Единственный, кто привлек мое внимание, был Томас, сосущий кровь из шеи молодого сатира, который показался мне странно знакомым. Я увидела карие глаза и темную шерсть на ляжках и между ног. Сатир был опутан толстыми серебряными цепями. Обычное дело, потому что у вампиров унижение составляет неотъемлемую часть наказания, однако мне показалось, что сейчас это излишне. Не знаю, что чувствовал юный сатир-оборотень – обычно они недолюбливают серебро, кроме того, сатиры предпочитают ходить голыми, поскольку считают, что одежда – это способ прикрывать физические недостатки. У этого юноши недостатков не было, а его тело реагировало на вампира обычным манером. Очевидно, это происходило у него непроизвольно; его лицо было так искажено страхом, что я не сразу его узнала – моего знакомого официанта из заведения Данте.

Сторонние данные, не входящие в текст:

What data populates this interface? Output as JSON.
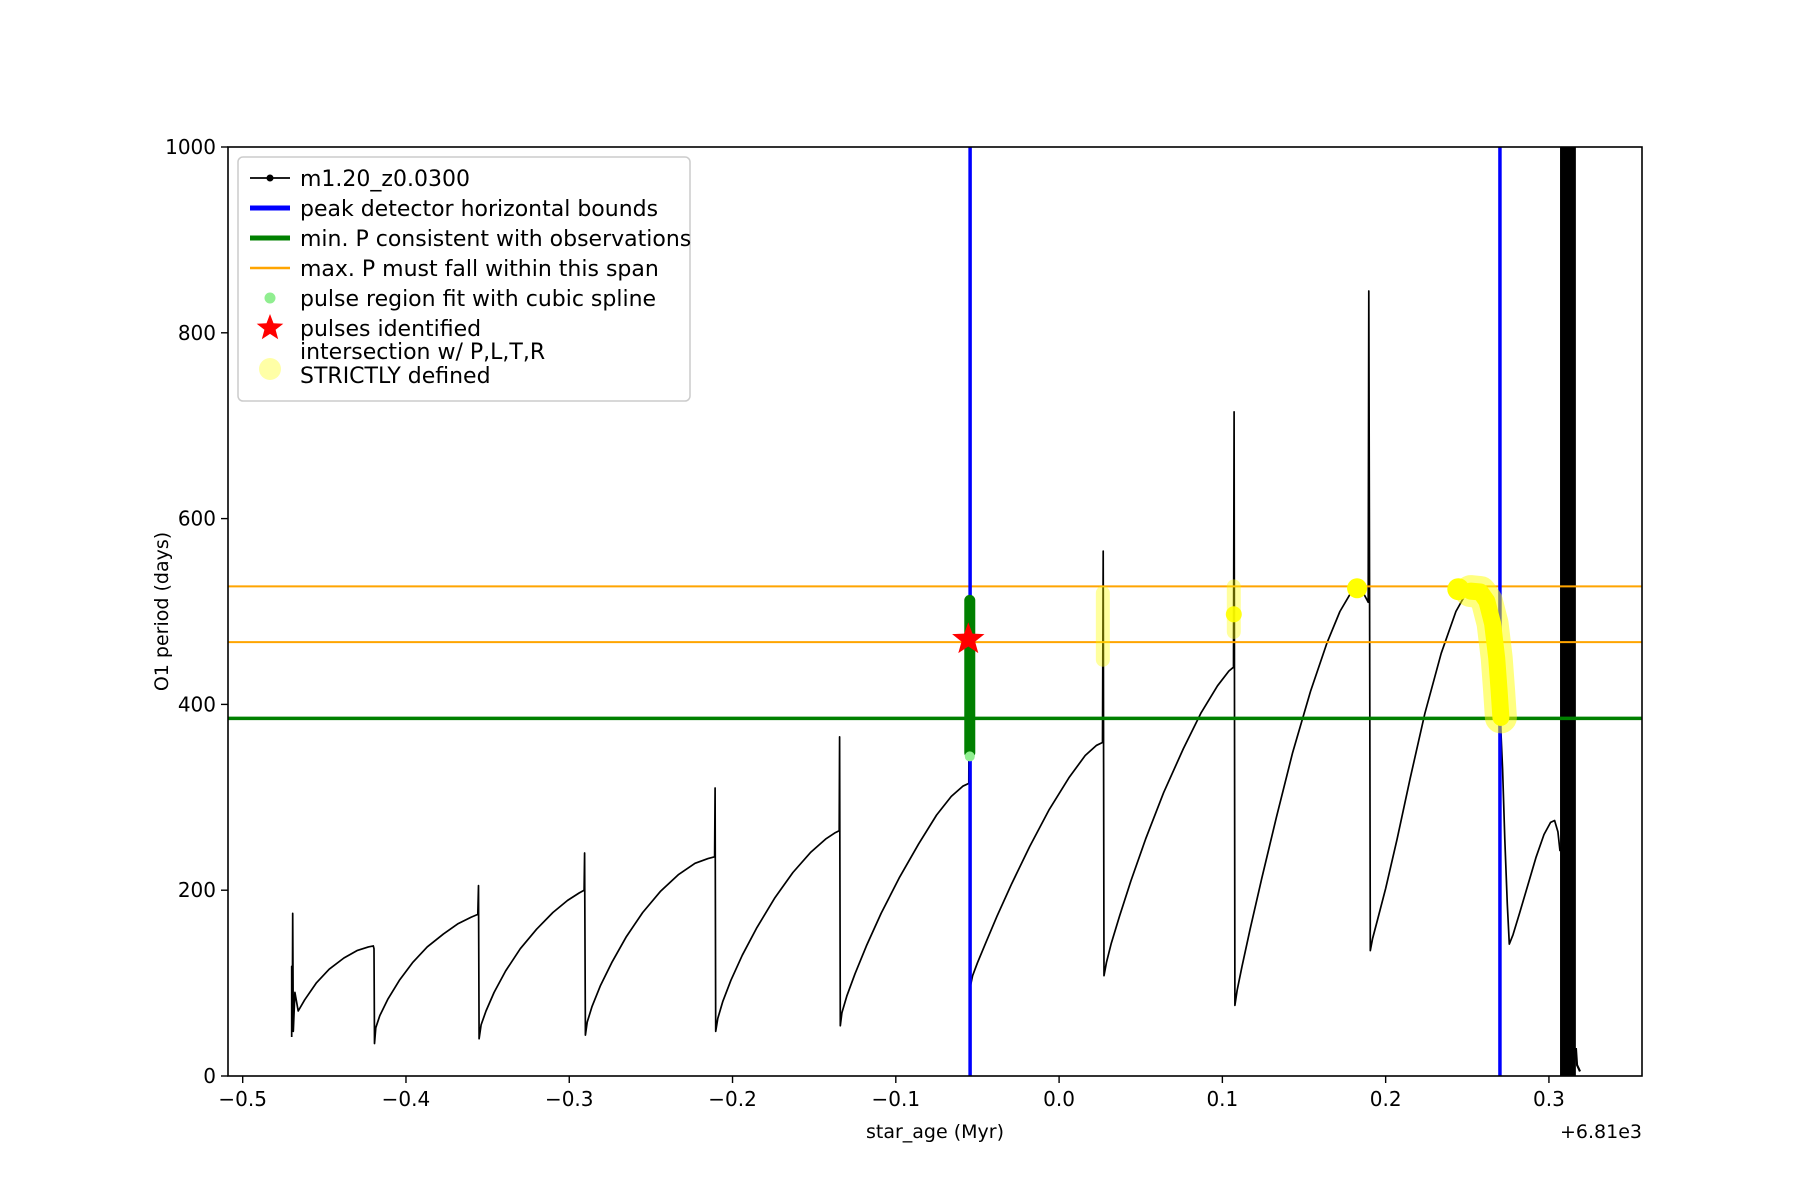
{
  "figure": {
    "background": "#ffffff",
    "axis_color": "#000000"
  },
  "chart_data": {
    "type": "line",
    "title": "",
    "xlabel": "star_age (Myr)",
    "ylabel": "O1 period (days)",
    "x_offset_text": "+6.81e3",
    "xlim": [
      -0.509,
      0.357
    ],
    "ylim": [
      0,
      1000
    ],
    "grid": false,
    "legend_position": "upper-left",
    "xticks": {
      "values": [
        -0.5,
        -0.4,
        -0.3,
        -0.2,
        -0.1,
        0.0,
        0.1,
        0.2,
        0.3
      ],
      "labels": [
        "−0.5",
        "−0.4",
        "−0.3",
        "−0.2",
        "−0.1",
        "0.0",
        "0.1",
        "0.2",
        "0.3"
      ]
    },
    "yticks": {
      "values": [
        0,
        200,
        400,
        600,
        800,
        1000
      ],
      "labels": [
        "0",
        "200",
        "400",
        "600",
        "800",
        "1000"
      ]
    },
    "legend": [
      {
        "label": "m1.20_z0.0300",
        "marker": "line-dot",
        "color": "#000000",
        "opacity": 1
      },
      {
        "label": "peak detector horizontal bounds",
        "marker": "line-thick",
        "color": "#0000ff",
        "opacity": 1
      },
      {
        "label": "min. P consistent with observations",
        "marker": "line-thick",
        "color": "#008000",
        "opacity": 1
      },
      {
        "label": "max. P must fall within this span",
        "marker": "line",
        "color": "#ffa500",
        "opacity": 1
      },
      {
        "label": "pulse region fit with cubic spline",
        "marker": "dot-small",
        "color": "#90ee90",
        "opacity": 1
      },
      {
        "label": "pulses identified",
        "marker": "star",
        "color": "#ff0000",
        "opacity": 1
      },
      {
        "label": "intersection w/ P,L,T,R\nSTRICTLY defined",
        "marker": "dot-large",
        "color": "#ffff00",
        "opacity": 0.35
      }
    ],
    "series": [
      {
        "name": "main-curve",
        "type": "line",
        "color": "#000000",
        "width": 1.7,
        "points": [
          [
            -0.47,
            42
          ],
          [
            -0.47,
            118
          ],
          [
            -0.4696,
            58
          ],
          [
            -0.4694,
            175
          ],
          [
            -0.469,
            48
          ],
          [
            -0.468,
            90
          ],
          [
            -0.466,
            70
          ],
          [
            -0.462,
            82
          ],
          [
            -0.455,
            100
          ],
          [
            -0.447,
            115
          ],
          [
            -0.438,
            127
          ],
          [
            -0.43,
            135
          ],
          [
            -0.423,
            139
          ],
          [
            -0.42,
            140
          ],
          [
            -0.4196,
            137
          ],
          [
            -0.4193,
            35
          ],
          [
            -0.4185,
            52
          ],
          [
            -0.416,
            65
          ],
          [
            -0.411,
            83
          ],
          [
            -0.404,
            103
          ],
          [
            -0.396,
            122
          ],
          [
            -0.387,
            139
          ],
          [
            -0.377,
            153
          ],
          [
            -0.368,
            164
          ],
          [
            -0.36,
            171
          ],
          [
            -0.356,
            174
          ],
          [
            -0.3556,
            205
          ],
          [
            -0.3552,
            40
          ],
          [
            -0.354,
            55
          ],
          [
            -0.351,
            70
          ],
          [
            -0.346,
            90
          ],
          [
            -0.339,
            113
          ],
          [
            -0.33,
            137
          ],
          [
            -0.32,
            158
          ],
          [
            -0.31,
            176
          ],
          [
            -0.301,
            189
          ],
          [
            -0.294,
            197
          ],
          [
            -0.2909,
            200
          ],
          [
            -0.2906,
            240
          ],
          [
            -0.2901,
            44
          ],
          [
            -0.289,
            58
          ],
          [
            -0.286,
            75
          ],
          [
            -0.281,
            97
          ],
          [
            -0.274,
            122
          ],
          [
            -0.265,
            150
          ],
          [
            -0.255,
            176
          ],
          [
            -0.244,
            199
          ],
          [
            -0.233,
            217
          ],
          [
            -0.223,
            229
          ],
          [
            -0.215,
            234
          ],
          [
            -0.211,
            236
          ],
          [
            -0.2107,
            310
          ],
          [
            -0.2103,
            48
          ],
          [
            -0.209,
            62
          ],
          [
            -0.206,
            80
          ],
          [
            -0.201,
            103
          ],
          [
            -0.194,
            130
          ],
          [
            -0.185,
            160
          ],
          [
            -0.174,
            192
          ],
          [
            -0.163,
            219
          ],
          [
            -0.152,
            241
          ],
          [
            -0.143,
            255
          ],
          [
            -0.137,
            262
          ],
          [
            -0.1347,
            264
          ],
          [
            -0.1344,
            365
          ],
          [
            -0.134,
            54
          ],
          [
            -0.133,
            68
          ],
          [
            -0.13,
            86
          ],
          [
            -0.125,
            110
          ],
          [
            -0.118,
            140
          ],
          [
            -0.109,
            175
          ],
          [
            -0.098,
            213
          ],
          [
            -0.086,
            250
          ],
          [
            -0.075,
            281
          ],
          [
            -0.066,
            301
          ],
          [
            -0.059,
            312
          ],
          [
            -0.0553,
            315
          ],
          [
            -0.0549,
            510
          ],
          [
            -0.0545,
            95
          ],
          [
            -0.053,
            108
          ],
          [
            -0.05,
            122
          ],
          [
            -0.045,
            143
          ],
          [
            -0.038,
            172
          ],
          [
            -0.029,
            207
          ],
          [
            -0.018,
            247
          ],
          [
            -0.006,
            287
          ],
          [
            0.006,
            321
          ],
          [
            0.016,
            345
          ],
          [
            0.023,
            356
          ],
          [
            0.0266,
            359
          ],
          [
            0.027,
            565
          ],
          [
            0.0275,
            108
          ],
          [
            0.029,
            122
          ],
          [
            0.032,
            143
          ],
          [
            0.037,
            172
          ],
          [
            0.044,
            210
          ],
          [
            0.053,
            255
          ],
          [
            0.064,
            305
          ],
          [
            0.076,
            352
          ],
          [
            0.087,
            391
          ],
          [
            0.097,
            420
          ],
          [
            0.104,
            436
          ],
          [
            0.1068,
            440
          ],
          [
            0.1072,
            715
          ],
          [
            0.1077,
            76
          ],
          [
            0.109,
            92
          ],
          [
            0.112,
            118
          ],
          [
            0.117,
            158
          ],
          [
            0.124,
            212
          ],
          [
            0.133,
            278
          ],
          [
            0.143,
            348
          ],
          [
            0.154,
            414
          ],
          [
            0.164,
            466
          ],
          [
            0.172,
            500
          ],
          [
            0.178,
            518
          ],
          [
            0.1825,
            525
          ],
          [
            0.186,
            521
          ],
          [
            0.1893,
            510
          ],
          [
            0.1897,
            845
          ],
          [
            0.1902,
            506
          ],
          [
            0.1906,
            135
          ],
          [
            0.192,
            148
          ],
          [
            0.195,
            168
          ],
          [
            0.2,
            202
          ],
          [
            0.207,
            255
          ],
          [
            0.215,
            320
          ],
          [
            0.224,
            390
          ],
          [
            0.234,
            455
          ],
          [
            0.243,
            500
          ],
          [
            0.25,
            522
          ],
          [
            0.2555,
            529
          ],
          [
            0.26,
            520
          ],
          [
            0.264,
            492
          ],
          [
            0.267,
            452
          ],
          [
            0.269,
            412
          ],
          [
            0.2703,
            383
          ],
          [
            0.2716,
            330
          ],
          [
            0.273,
            255
          ],
          [
            0.2745,
            185
          ],
          [
            0.2757,
            142
          ],
          [
            0.278,
            152
          ],
          [
            0.282,
            175
          ],
          [
            0.287,
            205
          ],
          [
            0.292,
            235
          ],
          [
            0.297,
            260
          ],
          [
            0.301,
            273
          ],
          [
            0.3035,
            275
          ],
          [
            0.3055,
            263
          ],
          [
            0.3068,
            242
          ]
        ]
      },
      {
        "name": "main-curve-dense-band",
        "type": "rect",
        "color": "#000000",
        "x0": 0.3068,
        "x1": 0.3165,
        "y0": 0,
        "y1": 1000
      },
      {
        "name": "main-curve-tail",
        "type": "line",
        "color": "#000000",
        "width": 2.2,
        "points": [
          [
            0.3165,
            30
          ],
          [
            0.3172,
            12
          ],
          [
            0.319,
            5
          ]
        ]
      },
      {
        "name": "max-p-span-upper",
        "type": "hline",
        "y": 527,
        "color": "#ffa500",
        "width": 2
      },
      {
        "name": "max-p-span-lower",
        "type": "hline",
        "y": 467,
        "color": "#ffa500",
        "width": 2
      },
      {
        "name": "min-p-observed",
        "type": "hline",
        "y": 385,
        "color": "#008000",
        "width": 3.5
      },
      {
        "name": "peak-detector-bound-left",
        "type": "vline",
        "x": -0.0545,
        "color": "#0000ff",
        "width": 3.5
      },
      {
        "name": "peak-detector-bound-right",
        "type": "vline",
        "x": 0.27,
        "color": "#0000ff",
        "width": 3.5
      },
      {
        "name": "intersection-strip-1",
        "type": "segment",
        "x": 0.0268,
        "y0": 448,
        "y1": 520,
        "color": "#ffff00",
        "width": 14,
        "opacity": 0.38,
        "cap": "round"
      },
      {
        "name": "intersection-strip-2",
        "type": "segment",
        "x": 0.107,
        "y0": 478,
        "y1": 527,
        "color": "#ffff00",
        "width": 14,
        "opacity": 0.38,
        "cap": "round"
      },
      {
        "name": "intersection-dot-1",
        "type": "scatter",
        "color": "#ffff00",
        "size": 8,
        "opacity": 0.9,
        "points": [
          [
            0.107,
            497
          ]
        ]
      },
      {
        "name": "intersection-dot-2",
        "type": "scatter",
        "color": "#ffff00",
        "size": 10,
        "opacity": 1,
        "points": [
          [
            0.1825,
            525
          ]
        ]
      },
      {
        "name": "intersection-dot-3",
        "type": "scatter",
        "color": "#ffff00",
        "size": 11,
        "opacity": 1,
        "points": [
          [
            0.2445,
            524
          ]
        ]
      },
      {
        "name": "intersection-blob-halo",
        "type": "line",
        "color": "#ffff00",
        "width": 32,
        "opacity": 0.5,
        "cap": "round",
        "points": [
          [
            0.252,
            522
          ],
          [
            0.258,
            521
          ],
          [
            0.262,
            511
          ],
          [
            0.2655,
            487
          ],
          [
            0.268,
            450
          ],
          [
            0.2695,
            415
          ],
          [
            0.2706,
            386
          ]
        ]
      },
      {
        "name": "intersection-blob-core",
        "type": "line",
        "color": "#ffff00",
        "width": 17,
        "opacity": 1,
        "cap": "round",
        "points": [
          [
            0.252,
            522
          ],
          [
            0.258,
            521
          ],
          [
            0.262,
            511
          ],
          [
            0.2655,
            487
          ],
          [
            0.268,
            450
          ],
          [
            0.2695,
            415
          ],
          [
            0.2706,
            386
          ]
        ]
      },
      {
        "name": "pulse-region-spline",
        "type": "segment",
        "x": -0.0547,
        "y0": 348,
        "y1": 512,
        "color": "#008000",
        "width": 11,
        "opacity": 1,
        "cap": "round"
      },
      {
        "name": "pulse-region-dot",
        "type": "scatter",
        "color": "#90ee90",
        "size": 5,
        "opacity": 1,
        "points": [
          [
            -0.0547,
            344
          ]
        ]
      },
      {
        "name": "pulse-identified-star",
        "type": "star",
        "x": -0.0556,
        "y": 470,
        "color": "#ff0000",
        "size": 17
      }
    ]
  }
}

Я заволновалась, но не из-за сатира. Пусть получит свою долю наказания; впредь будет знать, что не следует испытывать терпение Сената, который, как известно, третьего шанса не дает. Меня взволновал вид длинных клыков, торчавших изо рта Томаса, и то наслаждение, с которым он поглощал кровь, смакуя ее, как лучшее вино. До сих пор не могу привыкнуть к мысли, что Томас – вампир.

Но, даже несмотря на отвращение, я не отвела взгляда. Выказывать эмоции, когда вершится наказание, – значит проявлять не только слабость, но и грубость, ведь наказание у вампиров всегда происходит публично и все обязаны на это смотреть. Я искоса взглянула на Мирчу. Он также получал удовольствие от пищи, однако в данную минуту Мирча волновал меня меньше, чем Томас.

– Я думала, ты не пьешь кровь оборотней, – сказала я, стараясь говорить как можно равнодушнее. Как-то раз Мирча присутствовал при казни одного оборотня и отказался от чести первым отведать его крови. – Помнится, ты говорил, что она горькая.